Malgré sa philanthropie, Lewis est devenu, aux yeux du public, plus qu’un perfectionniste : Un râleur. Personne ne savait combien cette attitude était surjouée au nom de la comédie, mais il s’est penché sur ce phénomène en 1983 avec une performance étonnante dans le film de Martin Scorsese « le roi de la comédie ». Où, il jouait un animateur las et inamical de talk-show kidnappé par deux fans déments (Robert DeNiro et Sandra Bernhard.)

Lewis le grincheux a atteint le summum de son personnage lors d’une interview accordée au Hollywood Reporter en décembre 2016. Qu’il ait plaisanté ou non au cours de cet entretien est encore âprement débattu (et si c’était les deux ?…)

Lewis a réalisé treize films comme réalisateur, même si un n’a jamais été découvert par le public – une comédie mal conçue sur l’Holocauste. « The Day The Clown Cried » est l’un des projets les plus célèbres de l’histoire du cinéma. Dans la mesure où Lewis travaillait en indépendant, il a pu estimer que le film qu’il était en train de réaliser ne fonctionnait tout simplement pas. Même s’il ne se distinguait pas dans son approche du film de 1998 « La vie est belle » (qui avait remporté deux Oscars à sa star et réalisateur Roberto Begnini), « The Day The Clown Cried » raconte l’histoire d’un artiste de cirque qui tente d’arracher un sourire aux enfants d’Auschwitz. Pendant des décennies, les journalistes ont demandé à Lewis s’il sortirait un jour le film, et la réponse a toujours été « non ».

Lewis a visité Israël pour la première fois en 1981, même s’il a affirmé avoir acheté un billet d’avion en 1967 au moment où la guerre des Six Jours avait éclaté. Son oeuvre a rarement été explicitement juive mais, comme les Marx Brothers, elle peut se lire facilement de cette façon.
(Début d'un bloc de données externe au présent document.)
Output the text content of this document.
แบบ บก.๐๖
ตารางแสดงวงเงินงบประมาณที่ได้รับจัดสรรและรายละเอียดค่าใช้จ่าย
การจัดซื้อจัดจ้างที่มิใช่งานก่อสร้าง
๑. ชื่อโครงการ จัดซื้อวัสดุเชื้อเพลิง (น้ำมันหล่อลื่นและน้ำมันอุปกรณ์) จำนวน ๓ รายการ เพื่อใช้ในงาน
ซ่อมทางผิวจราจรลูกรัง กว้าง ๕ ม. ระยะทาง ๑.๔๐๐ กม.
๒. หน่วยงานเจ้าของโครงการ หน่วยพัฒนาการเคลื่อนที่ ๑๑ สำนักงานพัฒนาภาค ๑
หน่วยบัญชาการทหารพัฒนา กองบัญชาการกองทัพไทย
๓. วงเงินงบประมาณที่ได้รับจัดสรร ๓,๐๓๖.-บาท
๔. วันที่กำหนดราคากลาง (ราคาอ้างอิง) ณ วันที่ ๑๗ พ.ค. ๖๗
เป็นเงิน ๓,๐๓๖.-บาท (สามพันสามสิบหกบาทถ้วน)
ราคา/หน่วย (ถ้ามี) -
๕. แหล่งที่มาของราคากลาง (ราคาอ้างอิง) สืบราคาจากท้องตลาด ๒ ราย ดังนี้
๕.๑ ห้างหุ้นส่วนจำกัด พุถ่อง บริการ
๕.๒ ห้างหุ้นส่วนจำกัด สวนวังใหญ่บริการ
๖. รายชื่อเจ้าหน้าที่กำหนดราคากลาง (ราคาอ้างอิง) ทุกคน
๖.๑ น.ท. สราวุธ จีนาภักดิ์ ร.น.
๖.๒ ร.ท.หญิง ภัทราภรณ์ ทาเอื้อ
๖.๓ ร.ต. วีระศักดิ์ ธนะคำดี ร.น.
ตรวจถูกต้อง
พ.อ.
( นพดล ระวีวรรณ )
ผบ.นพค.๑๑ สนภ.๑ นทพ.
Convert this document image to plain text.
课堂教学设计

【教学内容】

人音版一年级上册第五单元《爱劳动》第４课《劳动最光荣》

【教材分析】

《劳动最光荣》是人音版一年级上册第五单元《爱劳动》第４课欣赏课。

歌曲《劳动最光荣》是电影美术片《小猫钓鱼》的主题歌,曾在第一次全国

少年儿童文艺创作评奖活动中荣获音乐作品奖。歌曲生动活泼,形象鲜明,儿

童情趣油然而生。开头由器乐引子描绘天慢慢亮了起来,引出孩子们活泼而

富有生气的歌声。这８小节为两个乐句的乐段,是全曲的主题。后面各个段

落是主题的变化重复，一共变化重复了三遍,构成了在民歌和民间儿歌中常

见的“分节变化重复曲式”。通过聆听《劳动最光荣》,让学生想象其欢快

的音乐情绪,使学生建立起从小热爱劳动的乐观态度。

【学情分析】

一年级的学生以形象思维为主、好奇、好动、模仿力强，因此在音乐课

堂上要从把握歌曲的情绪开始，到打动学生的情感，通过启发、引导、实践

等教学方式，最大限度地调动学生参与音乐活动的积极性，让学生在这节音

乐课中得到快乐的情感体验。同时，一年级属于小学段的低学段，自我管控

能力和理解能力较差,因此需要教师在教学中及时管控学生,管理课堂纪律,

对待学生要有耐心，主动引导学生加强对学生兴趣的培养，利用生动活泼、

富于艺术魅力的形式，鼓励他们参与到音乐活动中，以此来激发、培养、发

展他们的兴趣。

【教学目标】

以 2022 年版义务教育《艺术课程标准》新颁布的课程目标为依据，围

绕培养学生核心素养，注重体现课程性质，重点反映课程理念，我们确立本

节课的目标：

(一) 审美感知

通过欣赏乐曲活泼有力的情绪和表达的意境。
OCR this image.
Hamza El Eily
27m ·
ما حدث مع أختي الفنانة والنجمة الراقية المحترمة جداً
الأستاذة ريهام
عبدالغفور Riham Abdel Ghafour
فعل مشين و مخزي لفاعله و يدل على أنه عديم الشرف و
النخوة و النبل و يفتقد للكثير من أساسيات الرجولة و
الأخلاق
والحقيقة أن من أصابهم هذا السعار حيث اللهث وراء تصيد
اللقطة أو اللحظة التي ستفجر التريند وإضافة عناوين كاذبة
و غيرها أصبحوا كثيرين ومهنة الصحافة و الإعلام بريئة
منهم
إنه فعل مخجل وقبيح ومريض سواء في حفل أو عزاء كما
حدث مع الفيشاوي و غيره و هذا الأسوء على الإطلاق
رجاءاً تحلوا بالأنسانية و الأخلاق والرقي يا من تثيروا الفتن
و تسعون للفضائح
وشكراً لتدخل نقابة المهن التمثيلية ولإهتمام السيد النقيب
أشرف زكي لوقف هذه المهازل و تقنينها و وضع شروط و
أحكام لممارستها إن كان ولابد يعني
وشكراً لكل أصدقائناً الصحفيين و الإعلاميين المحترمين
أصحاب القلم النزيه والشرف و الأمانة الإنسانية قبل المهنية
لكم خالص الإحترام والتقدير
Parmi les distinctions qu’il aura reçues, un Oscar honoraire, la légion d’honneur en France et le Hall of Fame du New Jersey. Il laisse derrière lui son épouse, SanDee, et une fille, Danielle, ainsi que cinq fils (dont Gary Lewis de Gary Lewis and the Playboys) d’un précédent mariage. Ce soir, poussons un cri perçant, cognons-nous : Ce sera la plus belle manière de lui rendre hommage.